Schauen wir aber auf die Profitabilität, sieht das anders aus. Gemessen an der Ebitda-Marge geht sie zurück. 2017 lag sie bei 31,8 Prozent, im letzten Jahr bei 21,2 Prozent, und die Prognose für das laufende Jahr lautet zwischen 16 und 18 Prozent.

Die Margenbewegung ist überhaupt nicht wegzudiskutieren und als CFO ist es eine meiner Hauptaufgaben, diese zu erklären. Fangen wir beim Zielkorridor an, der für Ende 2023 organisch bei einer bereinigten (non-IFRS) Ebitda-Marge von 25 bis 30 Prozent liegt. Sie haben richtig gesagt, dieses Jahr lautet die Prognose 16 bis 18 Prozent. Das ist dann aber auch die unterste Stelle der Margendelle.

Was macht Sie dessen so sicher?

Es gibt zwei Gründe, warum die Marge heruntergegangen ist. Zum einen der technische Effekt aus der Umstellung des Geschäftsmodells auf Subskriptionen. Sprich: Sie gehen von der Kapitalinvestition, also hoher sofortiger Umsatzrealisierung, weg zu einer Umsatzrealisierung über die Zeit. Ab dem vierten Jahr aber schneiden sich die Linien unserer Erlösmodelle, und es geht wieder aufwärts. Der zweite Grund ist das Investitionsverhalten der Software AG als Teil unserer sogenannten Helix-Transformation. Beides führt dazu, dass die Margenentwicklung ihren Tiefpunkt im Geschäftsjahr 2021 hat. Danach gibt es in unserem Geschäftsmodell drei Wachstumstreiber, die die Marge auf den Zielkorridor bewegen: der Umstieg auf das Subskriptions-Modell, der zur mehr Software-Nutzung führt, mithin auch zu höheren Umsätzen im Zeitablauf, zweitens der Fokus auf die Gewinnung von Neukunden, die jetzt erfolgen muss, und das Dritte ist der anstehende Erneuerungszyklus, von dem wir uns versprechen, dass unsere Kunden nicht nur ihre Abos verlängern, sondern erweitern.

Warum heißt Ihr Transformationsprogramm Helix?
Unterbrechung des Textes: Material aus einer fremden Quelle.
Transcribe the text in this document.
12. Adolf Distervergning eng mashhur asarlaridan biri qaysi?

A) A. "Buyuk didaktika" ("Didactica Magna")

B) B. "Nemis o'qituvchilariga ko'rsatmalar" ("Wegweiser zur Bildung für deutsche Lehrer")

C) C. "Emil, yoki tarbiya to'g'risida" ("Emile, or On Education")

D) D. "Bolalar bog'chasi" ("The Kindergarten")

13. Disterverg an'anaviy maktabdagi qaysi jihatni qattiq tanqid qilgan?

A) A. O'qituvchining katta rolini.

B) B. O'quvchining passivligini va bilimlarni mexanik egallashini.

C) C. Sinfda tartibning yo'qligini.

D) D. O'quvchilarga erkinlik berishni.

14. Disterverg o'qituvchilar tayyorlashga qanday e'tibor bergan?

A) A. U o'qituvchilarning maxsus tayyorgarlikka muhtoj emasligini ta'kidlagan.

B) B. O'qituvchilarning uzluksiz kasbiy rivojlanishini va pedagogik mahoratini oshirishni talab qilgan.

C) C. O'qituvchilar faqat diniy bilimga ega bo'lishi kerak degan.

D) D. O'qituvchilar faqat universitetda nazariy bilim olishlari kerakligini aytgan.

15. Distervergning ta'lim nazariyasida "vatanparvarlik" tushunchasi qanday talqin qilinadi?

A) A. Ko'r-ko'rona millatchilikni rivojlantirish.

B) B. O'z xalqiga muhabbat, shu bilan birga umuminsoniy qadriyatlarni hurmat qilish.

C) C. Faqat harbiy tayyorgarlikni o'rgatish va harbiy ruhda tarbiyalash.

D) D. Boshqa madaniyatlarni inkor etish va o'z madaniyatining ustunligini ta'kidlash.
Für mein Verständnis ist der Name sinnvoll, weil die Veränderungen, die wir am Geschäftsmodell der Software AG vornehmen, die DNA des Unternehmens erfassen. Wir begeben uns damit auf eine spannende Reise. Das macht die Software AG nicht nur für Mitarbeiterinnen und Mitarbeiter, sondern auch für Vorstände attraktiv. Sonst wäre ich nicht zum Unternehmen gekommen.
 


Unternehmen:

Günstiger Einstieg

Die Software AG begann 2018 mit der Umstellung vom Verkauf von Dauerlizenzen auf Subskriptionsmodelle. Das brachte die Margen und die Aktie unter Druck. Seit dem Tiefpunkt 2019 ging es mit dem Kurs ermutigend nach oben. Die Wende schien geschafft. Doch Corona schickte den Kurs abermals in den Keller. Mittlerweile notieren die Papiere über dem Vorkrisenniveau, bewegen sich aber schon eine Weile seitwärts. Ein Einstieg erscheint noch günstig, denn die Transformation im Verbund mit hohen Investitionen sollte sich positiv auf den Kurs auswirken.
 


Vita:

Der Transformator

Veränderungen scheinen Matthias Heiden nicht zu schrecken. Der 48-Jährige wäre nach eigener Aussage nicht zur Software AG gekommen, befände sie sich nicht auf der spannenden Reise der Transformation des Geschäftsmodells. Bevor Heiden nach einer Station bei SAF-Holland zu den Darmstädtern wechselte, war der promovierte Wirtschaftswissenschaftler zwölf Jahre in verschiedenen Funktionen beim größten deutschen Softwarehaus SAP tätig und auch dort an der Umstellung auf ein Abonnement- und Cloud-basiertes Geschäftsmodell beteiligt.